Path("data").mkdir(parents=True, exist_ok=True)
data_path = Path("data/claim_texts.csv")
text_df.to_csv(data_path, index=False)
print(f"Dataset saved to {data_path.resolve()}")
text_df.head()

## 2. Topic modeling with LDA

In [None]:
df = pd.read_csv("data/claim_texts.csv")
vectorizer = CountVectorizer(max_df=0.9, min_df=5, stop_words=stop_words, ngram_range=(1, 2))
doc_term = vectorizer.fit_transform(df["adjuster_notes"])

lda = LatentDirichletAllocation(n_components=4, random_state=55, learning_method="batch")
topic_matrix = lda.fit_transform(doc_term)
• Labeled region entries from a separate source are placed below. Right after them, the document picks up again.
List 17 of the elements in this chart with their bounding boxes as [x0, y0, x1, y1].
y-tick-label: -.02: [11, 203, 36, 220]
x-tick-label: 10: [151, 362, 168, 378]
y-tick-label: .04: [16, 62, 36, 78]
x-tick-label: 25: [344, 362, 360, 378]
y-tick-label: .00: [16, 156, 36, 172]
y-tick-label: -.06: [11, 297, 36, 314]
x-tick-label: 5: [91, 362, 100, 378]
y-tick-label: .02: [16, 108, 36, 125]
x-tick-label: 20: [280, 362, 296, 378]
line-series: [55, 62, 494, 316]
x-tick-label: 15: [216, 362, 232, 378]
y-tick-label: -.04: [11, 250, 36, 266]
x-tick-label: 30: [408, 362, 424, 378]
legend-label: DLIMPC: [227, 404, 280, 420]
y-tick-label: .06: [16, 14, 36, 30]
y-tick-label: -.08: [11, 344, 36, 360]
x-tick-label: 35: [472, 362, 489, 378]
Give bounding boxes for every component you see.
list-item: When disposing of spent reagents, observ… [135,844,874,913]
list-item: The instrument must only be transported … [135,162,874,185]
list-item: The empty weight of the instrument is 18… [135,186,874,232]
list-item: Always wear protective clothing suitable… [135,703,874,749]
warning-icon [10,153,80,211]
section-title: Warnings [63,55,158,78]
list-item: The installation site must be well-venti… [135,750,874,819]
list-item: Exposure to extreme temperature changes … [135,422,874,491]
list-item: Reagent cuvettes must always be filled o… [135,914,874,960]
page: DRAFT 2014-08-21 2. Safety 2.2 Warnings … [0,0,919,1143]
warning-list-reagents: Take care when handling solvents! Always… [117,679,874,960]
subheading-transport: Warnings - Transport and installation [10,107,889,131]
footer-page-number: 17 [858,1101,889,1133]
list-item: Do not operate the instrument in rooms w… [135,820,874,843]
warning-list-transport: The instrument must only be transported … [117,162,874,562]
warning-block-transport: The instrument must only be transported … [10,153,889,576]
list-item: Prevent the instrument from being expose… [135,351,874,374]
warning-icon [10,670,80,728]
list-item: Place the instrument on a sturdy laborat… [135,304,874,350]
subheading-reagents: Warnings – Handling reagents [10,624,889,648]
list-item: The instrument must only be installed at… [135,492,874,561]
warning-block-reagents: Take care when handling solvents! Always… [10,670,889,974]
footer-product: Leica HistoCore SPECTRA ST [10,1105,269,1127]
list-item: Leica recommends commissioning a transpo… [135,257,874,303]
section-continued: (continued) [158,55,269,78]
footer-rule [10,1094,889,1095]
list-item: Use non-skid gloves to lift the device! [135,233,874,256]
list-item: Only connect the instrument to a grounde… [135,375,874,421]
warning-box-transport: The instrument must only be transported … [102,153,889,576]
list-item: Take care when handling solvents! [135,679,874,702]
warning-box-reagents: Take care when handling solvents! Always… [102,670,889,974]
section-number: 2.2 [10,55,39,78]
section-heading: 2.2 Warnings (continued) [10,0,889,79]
def display_topics(model, feature_names, n_top_words=10):
    topics = []
    for topic_idx, topic in enumerate(model.components_):
        top_features = [feature_names[i] for i in topic.argsort()[:-n_top_words - 1:-1]]
        topics.append({"Topic": f"Topic {topic_idx + 1}", "Top Terms": ", ".join(top_features)})
    return pd.DataFrame(topics)

display_topics(lda, vectorizer.get_feature_names_out())

In [None]:
topic_assignments = topic_matrix.argmax(axis=1)
topic_summary = pd.crosstab(topic_assignments, df["resolution_path"], normalize="index").round(2)
topic_summary

## 3. Text classification to predict resolution path

In [None]:
X_train, X_test, y_train, y_test = train_test_split(
    df["adjuster_notes"], df["resolution_path"], test_size=0.2, random_state=55, stratify=df["resolution_path"]
)

tfidf = TfidfVectorizer(stop_words=stop_words, ngram_range=(1, 2), min_df=3)
X_train_vec = tfidf.fit_transform(X_train)
X_test_vec = tfidf.transform(X_test)

classifier = LogisticRegression(max_iter=1000)
classifier.fit(X_train_vec, y_train)
y_pred = classifier.predict(X_test_vec)

print(classification_report(y_test, y_pred))

In [None]:
feature_to_coeff = zip(tfidf.get_feature_names_out(), classifier.coef_[0])
top_tokens = sorted(feature_to_coeff, key=lambda x: abs(x[1]), reverse=True)[:15]
token_df = pd.DataFrame(top_tokens, columns=["token", "coefficient"])

plt.figure(figsize=(8, 6))
sns.barplot(data=token_df, x="coefficient", y="token", palette="rocket")
plt.title("Influential Tokens for Fast-Track vs Other Resolutions")
plt.tight_layout()
plt.show()